Very few actors use cue-cards as a matter of course. Marlon Brando was a notable exception. ( Please know that this post is about filmmaking. Quite a few live television shows still utilize Cue Cards week in and week out, infamously Saturday Night Live. )
No film production would go through the expense of building a duplicate set in another city or state to shoot matching close-ups. Lunacy. It is quite fair to say that in this day of Green Screen and C.G.I. sets being used more and more for the entire set and background element build, you could very easily shoot Tom Cruise in Hollwyood, Florida and Meryl Streep in Silvercup Studios, Astoria New York and using pure C.G.I. make it appear that they are sitting in the same room.
But…that’s not what dracoi said. He/She made it clear that real sets were being discussed.
Now. To the issue of violence and violence or traumatizing scenes using children. First of all, we can do away with the semantics argument. Yes, a child who is 17 years and 364 days old is a minor in most states in the United States. This thread is talking about either children or barely post-pubescent youth.
I’ve been on quite a few sets with child actors. The crew keeps the bemusing and nonstop river of obscenities and double-entendres to a zero state. Very little yelling takes place, especially with small children acting in a scene. Usually ONE person on set speaks to the child ( aside from the Director ) to cut down on disturbing the kid’s concentration, whatever level that may exist at. By this I mean the normal adjustments made by various crew members on some sets might be spoken to an actor. Props, costume, Director of Photography, the 1st Assistant Director ( 1st A.D. ) all may have things to say to an actor. Not so with a kid. We try to keep it streamlined for several reasons.
As mentioned above, it keeps the confusion level down for the child actor.
Most states have rigid limits on how many hours per day a child can be on set working. Less chatter, more time shooting. More production gets completed.
Kids want to trust people. They learn to trust the Director and 1st A.D. and perhaps one other key person on set. ( aside from a family member or Guardian who is always on set no matter what when they are at work ).
We would all like to think that in every filmmaking situation, the safety of all actors and especially children is kept in the fore.
Lastly, on a very personal level, I adore filmmaking. I always have. If I found filmmaking to be as boring as the poster I quote says it is, I would have left the career decades ago. Instead, I love being on set. Every single day. At its most banal, we shoot the scenes with complete professionalism. At its most elating and ethereal, we the crew and they the actors conspire to create something that is so much greater than the sum of its parts that when the Director says “Cut”, we are all breathless.
I’ve only experienced a handful of those moments. But man. The possibility of those moments are what keeps me fully invested in every day at work.
Oh hell yeah. Set aside my life-experience outlined above.

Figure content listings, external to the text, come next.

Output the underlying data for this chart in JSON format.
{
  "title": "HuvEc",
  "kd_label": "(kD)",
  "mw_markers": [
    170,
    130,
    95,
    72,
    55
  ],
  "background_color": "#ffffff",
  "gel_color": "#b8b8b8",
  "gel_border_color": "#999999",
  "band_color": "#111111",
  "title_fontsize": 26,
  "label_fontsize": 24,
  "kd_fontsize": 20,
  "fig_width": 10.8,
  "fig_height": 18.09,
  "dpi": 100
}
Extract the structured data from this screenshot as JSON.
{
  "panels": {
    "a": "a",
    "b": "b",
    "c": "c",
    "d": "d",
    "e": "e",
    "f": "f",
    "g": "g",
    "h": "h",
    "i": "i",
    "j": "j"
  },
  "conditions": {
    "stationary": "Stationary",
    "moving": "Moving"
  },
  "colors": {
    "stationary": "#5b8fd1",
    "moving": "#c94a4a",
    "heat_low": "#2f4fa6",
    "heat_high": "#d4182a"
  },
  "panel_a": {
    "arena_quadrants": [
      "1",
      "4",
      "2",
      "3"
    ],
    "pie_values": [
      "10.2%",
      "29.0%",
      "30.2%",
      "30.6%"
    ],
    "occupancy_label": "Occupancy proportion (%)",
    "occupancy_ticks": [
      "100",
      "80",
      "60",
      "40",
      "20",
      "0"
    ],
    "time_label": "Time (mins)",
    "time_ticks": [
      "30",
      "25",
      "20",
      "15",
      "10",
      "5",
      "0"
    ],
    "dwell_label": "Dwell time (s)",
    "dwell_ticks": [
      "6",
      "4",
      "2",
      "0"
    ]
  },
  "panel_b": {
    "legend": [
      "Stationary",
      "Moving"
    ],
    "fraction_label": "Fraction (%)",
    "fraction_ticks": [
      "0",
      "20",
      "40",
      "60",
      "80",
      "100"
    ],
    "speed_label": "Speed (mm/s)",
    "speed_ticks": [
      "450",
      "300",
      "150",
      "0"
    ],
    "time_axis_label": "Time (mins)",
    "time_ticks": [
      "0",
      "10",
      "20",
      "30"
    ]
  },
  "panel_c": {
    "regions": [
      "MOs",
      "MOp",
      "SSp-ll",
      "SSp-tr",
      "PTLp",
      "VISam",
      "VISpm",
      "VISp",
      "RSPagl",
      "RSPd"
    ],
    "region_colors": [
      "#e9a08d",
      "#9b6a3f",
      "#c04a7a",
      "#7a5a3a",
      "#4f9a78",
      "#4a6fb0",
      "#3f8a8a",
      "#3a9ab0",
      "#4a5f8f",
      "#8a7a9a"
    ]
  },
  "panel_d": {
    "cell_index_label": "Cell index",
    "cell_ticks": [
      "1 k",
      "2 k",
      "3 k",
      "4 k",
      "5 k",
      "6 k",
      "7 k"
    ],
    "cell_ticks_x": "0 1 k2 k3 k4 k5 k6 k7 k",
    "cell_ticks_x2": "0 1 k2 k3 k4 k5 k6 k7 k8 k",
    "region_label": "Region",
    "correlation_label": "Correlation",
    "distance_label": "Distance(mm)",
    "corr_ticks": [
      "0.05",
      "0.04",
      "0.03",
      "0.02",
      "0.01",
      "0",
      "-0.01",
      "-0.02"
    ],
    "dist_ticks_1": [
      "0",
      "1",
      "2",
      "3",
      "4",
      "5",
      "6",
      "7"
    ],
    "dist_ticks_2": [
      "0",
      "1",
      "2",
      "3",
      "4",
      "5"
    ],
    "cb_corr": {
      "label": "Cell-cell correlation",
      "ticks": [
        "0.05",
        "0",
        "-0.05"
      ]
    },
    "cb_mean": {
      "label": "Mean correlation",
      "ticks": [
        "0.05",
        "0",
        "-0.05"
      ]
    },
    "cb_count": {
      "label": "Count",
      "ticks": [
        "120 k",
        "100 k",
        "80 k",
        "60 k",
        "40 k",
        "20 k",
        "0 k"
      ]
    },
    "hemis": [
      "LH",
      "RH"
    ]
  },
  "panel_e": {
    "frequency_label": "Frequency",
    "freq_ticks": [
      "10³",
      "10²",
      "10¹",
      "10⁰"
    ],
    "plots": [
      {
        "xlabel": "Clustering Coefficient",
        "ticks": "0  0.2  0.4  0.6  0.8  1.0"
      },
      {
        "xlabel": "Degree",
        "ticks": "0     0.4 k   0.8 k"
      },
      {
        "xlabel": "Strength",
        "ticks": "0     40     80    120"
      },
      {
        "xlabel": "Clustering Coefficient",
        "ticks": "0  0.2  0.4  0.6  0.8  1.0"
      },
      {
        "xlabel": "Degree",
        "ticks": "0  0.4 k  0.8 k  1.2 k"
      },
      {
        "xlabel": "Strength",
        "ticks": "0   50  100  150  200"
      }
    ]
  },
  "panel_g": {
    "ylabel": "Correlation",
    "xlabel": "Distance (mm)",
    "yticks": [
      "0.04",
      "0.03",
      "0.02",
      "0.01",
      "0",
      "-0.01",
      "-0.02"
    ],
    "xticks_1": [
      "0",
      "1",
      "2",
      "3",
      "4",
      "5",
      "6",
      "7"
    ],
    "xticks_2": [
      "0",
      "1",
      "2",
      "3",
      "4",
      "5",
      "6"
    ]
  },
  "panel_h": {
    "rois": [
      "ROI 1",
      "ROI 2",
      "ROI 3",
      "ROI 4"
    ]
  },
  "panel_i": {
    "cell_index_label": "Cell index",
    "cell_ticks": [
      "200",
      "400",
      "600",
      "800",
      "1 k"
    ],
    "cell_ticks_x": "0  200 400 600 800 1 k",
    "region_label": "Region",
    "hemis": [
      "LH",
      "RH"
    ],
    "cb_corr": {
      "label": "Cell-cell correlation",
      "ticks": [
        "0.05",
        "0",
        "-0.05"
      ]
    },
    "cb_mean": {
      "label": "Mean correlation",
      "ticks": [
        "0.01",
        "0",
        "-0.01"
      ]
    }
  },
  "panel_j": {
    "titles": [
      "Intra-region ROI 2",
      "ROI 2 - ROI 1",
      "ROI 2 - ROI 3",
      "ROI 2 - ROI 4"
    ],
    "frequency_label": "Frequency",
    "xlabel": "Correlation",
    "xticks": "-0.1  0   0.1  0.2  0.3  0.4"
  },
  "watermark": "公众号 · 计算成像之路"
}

I ADORE the movie “Jaws”. Know a shitload about how it was made, have both books written on the subject.
Watched it about 6 months ago for the first time in many years.
Was absolutely frightened by the first attack. Just numb.
Isn’t that the whole point of a good movie???
I read “American Cinematographer”. Read up on how the film “Gravity” was shot. Went to see it in 3-D. ( A sublime use of Negative Dimension 3D ). Was just floored by the look of it. Screw looking behind the curtain- it’s still fun to watch a movie !!!